By the end of the year, however, Faris was plotting her next move. She texted three local musicians—Laura Hopkins (of Laura Palmer’s Death Parade), Sarah McKenna (of Dan Dan), and Cat Hoch, who’s made her own waves as a solo artist—and asked if they wanted to jam.

“I knew I wanted to play music with women. I know a lot of really talented women in this community,” Faris says. “Going from the only female in an all-male band to a band full of women felt cool to me, because I knew there were going to be opportunities there for me to meet new parts of myself.”

This endeavor started out slow, but picked up steam as it picked up volume. The new band—now called BlackWater HolyLight—fleshed out a song Faris had written called “Babies,” turning it into a sweet ’n’ sour psychedelic rambler built on a sinister riff and leavened with a hazed-out chorus of female voices.

BlackWater HolyLight releases its self-titled debut this week on LA-based tastemaker RidingEasy Records (“my dream label,” Faris says).

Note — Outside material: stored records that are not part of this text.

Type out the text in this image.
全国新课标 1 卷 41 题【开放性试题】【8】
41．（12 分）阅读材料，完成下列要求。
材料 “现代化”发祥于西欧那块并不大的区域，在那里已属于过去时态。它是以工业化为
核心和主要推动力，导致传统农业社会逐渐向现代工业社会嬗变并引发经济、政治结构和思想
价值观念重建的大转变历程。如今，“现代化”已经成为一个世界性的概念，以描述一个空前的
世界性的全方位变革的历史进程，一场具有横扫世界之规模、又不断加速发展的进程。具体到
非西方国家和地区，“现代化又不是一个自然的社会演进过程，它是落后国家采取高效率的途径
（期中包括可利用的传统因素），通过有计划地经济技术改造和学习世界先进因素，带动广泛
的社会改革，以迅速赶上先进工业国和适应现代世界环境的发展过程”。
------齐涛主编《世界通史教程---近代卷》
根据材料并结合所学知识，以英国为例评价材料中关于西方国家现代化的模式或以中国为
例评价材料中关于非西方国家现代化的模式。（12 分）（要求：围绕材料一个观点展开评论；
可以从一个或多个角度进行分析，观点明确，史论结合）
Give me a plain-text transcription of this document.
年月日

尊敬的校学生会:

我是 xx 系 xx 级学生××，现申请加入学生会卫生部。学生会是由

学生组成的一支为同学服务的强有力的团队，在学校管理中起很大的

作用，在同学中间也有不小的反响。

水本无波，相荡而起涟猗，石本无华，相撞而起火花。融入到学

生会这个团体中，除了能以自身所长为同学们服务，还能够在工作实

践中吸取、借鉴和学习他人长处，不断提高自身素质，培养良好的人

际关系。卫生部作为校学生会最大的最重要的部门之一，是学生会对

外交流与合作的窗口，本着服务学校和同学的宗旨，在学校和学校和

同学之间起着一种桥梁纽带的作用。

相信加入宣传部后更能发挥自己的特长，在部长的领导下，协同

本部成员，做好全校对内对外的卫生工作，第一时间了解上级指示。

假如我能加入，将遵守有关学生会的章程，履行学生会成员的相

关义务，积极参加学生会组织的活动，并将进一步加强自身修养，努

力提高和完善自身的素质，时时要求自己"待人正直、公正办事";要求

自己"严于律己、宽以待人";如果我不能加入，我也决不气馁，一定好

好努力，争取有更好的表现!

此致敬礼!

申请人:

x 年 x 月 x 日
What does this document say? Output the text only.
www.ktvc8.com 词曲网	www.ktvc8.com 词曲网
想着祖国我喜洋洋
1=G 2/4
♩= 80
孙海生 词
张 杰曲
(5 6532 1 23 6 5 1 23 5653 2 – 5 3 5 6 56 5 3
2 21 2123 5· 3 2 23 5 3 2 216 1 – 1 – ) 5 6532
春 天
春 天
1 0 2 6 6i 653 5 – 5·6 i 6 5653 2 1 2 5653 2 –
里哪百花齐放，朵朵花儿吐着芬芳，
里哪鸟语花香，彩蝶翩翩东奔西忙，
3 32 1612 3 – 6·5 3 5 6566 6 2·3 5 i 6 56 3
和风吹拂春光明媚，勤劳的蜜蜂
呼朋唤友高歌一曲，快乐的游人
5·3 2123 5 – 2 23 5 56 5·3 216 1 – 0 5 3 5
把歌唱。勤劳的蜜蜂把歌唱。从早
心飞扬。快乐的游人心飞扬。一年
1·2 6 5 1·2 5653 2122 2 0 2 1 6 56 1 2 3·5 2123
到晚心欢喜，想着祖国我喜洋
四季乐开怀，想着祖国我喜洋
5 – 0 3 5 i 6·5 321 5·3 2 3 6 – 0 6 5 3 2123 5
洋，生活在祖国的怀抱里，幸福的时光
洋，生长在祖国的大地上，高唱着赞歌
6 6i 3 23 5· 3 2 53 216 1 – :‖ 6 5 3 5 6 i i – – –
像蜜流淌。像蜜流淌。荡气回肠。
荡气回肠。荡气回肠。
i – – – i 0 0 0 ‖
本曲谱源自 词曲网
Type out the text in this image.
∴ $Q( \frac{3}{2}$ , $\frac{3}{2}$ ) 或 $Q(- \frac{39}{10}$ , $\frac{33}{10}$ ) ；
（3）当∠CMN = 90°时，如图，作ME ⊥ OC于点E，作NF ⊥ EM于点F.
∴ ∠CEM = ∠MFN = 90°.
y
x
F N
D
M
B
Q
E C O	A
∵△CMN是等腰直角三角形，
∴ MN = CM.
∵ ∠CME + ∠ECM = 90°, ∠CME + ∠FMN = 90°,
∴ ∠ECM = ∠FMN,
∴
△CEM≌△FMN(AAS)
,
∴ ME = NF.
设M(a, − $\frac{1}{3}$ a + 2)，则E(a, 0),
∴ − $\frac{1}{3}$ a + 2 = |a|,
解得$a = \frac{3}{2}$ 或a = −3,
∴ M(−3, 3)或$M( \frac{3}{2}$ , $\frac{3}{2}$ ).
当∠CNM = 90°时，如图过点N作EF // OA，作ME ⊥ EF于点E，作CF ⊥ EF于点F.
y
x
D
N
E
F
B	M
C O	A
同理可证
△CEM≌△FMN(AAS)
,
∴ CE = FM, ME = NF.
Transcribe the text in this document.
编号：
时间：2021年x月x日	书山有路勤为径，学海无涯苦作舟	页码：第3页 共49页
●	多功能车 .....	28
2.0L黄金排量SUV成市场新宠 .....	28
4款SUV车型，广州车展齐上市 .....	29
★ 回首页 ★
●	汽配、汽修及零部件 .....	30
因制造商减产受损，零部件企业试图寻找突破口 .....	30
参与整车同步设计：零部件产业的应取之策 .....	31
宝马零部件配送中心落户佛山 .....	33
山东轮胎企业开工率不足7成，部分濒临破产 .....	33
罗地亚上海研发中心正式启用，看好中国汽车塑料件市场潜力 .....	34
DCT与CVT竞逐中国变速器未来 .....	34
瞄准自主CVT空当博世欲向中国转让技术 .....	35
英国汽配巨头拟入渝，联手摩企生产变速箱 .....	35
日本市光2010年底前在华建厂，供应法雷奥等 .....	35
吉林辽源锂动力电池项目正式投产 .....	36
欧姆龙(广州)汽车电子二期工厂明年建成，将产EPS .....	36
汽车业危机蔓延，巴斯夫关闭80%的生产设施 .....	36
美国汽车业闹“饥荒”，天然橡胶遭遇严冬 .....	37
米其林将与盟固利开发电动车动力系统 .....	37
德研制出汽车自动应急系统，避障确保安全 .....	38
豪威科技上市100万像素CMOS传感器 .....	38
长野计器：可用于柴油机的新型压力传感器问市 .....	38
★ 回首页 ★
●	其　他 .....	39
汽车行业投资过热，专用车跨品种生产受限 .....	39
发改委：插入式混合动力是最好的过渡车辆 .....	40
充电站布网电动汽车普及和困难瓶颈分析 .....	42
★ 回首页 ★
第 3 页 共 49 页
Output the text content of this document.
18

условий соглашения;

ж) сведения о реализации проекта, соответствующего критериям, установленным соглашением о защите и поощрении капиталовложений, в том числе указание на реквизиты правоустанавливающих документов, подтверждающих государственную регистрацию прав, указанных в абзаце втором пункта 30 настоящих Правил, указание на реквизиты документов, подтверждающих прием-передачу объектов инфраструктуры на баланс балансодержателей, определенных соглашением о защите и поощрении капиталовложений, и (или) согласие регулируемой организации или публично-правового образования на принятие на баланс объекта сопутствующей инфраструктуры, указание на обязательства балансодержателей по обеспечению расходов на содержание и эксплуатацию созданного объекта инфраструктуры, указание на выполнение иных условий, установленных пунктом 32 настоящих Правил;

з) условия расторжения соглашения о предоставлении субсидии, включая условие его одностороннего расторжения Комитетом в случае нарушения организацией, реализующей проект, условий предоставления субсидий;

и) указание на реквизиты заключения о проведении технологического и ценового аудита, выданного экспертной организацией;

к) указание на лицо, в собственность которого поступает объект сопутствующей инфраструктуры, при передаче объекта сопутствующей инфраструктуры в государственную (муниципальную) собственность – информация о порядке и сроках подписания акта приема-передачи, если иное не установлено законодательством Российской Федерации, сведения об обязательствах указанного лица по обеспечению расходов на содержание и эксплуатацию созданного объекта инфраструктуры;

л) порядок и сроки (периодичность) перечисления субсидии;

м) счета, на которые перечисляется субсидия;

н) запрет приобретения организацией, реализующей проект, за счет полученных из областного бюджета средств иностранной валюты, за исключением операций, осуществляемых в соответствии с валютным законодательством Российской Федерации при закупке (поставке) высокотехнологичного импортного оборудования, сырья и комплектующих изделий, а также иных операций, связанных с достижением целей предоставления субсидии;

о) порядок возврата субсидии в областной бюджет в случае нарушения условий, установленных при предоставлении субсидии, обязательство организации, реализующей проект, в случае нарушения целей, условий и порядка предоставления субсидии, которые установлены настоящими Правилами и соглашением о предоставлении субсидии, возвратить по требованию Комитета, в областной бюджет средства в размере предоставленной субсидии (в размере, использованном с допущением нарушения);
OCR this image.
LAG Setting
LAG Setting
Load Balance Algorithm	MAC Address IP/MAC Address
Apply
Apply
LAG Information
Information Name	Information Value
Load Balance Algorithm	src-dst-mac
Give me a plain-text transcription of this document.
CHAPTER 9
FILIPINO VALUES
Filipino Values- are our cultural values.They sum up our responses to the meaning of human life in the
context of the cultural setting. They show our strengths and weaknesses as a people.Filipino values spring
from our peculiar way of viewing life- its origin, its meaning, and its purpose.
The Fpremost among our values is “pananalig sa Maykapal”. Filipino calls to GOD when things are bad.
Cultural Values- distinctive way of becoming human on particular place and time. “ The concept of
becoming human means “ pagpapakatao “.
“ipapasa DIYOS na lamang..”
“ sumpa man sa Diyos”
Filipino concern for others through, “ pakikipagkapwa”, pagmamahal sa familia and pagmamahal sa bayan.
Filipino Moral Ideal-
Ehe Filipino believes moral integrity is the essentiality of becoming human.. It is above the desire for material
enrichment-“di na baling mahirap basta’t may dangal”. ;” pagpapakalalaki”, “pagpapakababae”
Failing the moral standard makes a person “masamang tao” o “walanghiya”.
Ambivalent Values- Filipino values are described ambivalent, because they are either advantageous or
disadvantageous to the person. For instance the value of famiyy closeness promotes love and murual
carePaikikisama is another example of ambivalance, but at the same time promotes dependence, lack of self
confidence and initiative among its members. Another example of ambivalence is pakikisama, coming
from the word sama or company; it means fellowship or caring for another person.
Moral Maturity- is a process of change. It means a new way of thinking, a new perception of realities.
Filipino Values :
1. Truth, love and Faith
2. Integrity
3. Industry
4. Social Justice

At eight tracks and 42 minutes long, it’s a sprawling exploration of heavy musical styles, including hard rock, doom metal, krautrock, and psych. The band’s sound revolves around the contrast between the four women’s vocals and its bottom-heavy instrumentals.

Faris wrote most of the songs on BlackWater HolyLight, and then brought them to the band to create full arrangements (though Hopkins wrote the rough ’n’ riffy “Wave of Conscience”). The music that comes out of those jams is as vital to its creators as it is of high quality. But for BlackWater HolyLight, the process itself is just as important.

“There would’ve been no way for me to predict what this would’ve turned into, but I wanted to set up an environment where we could just play music and not feel afraid of playing the wrong note or whatever—where we were nurtured,” Faris says.

“There was a completely different set of ways that I did feel nurtured in [Grandparents], but this is a new set of people and a completely new set of lessons,” she continues. “We’re here to care for each other and to tell each other that we’re doing a good job and that we can do this.”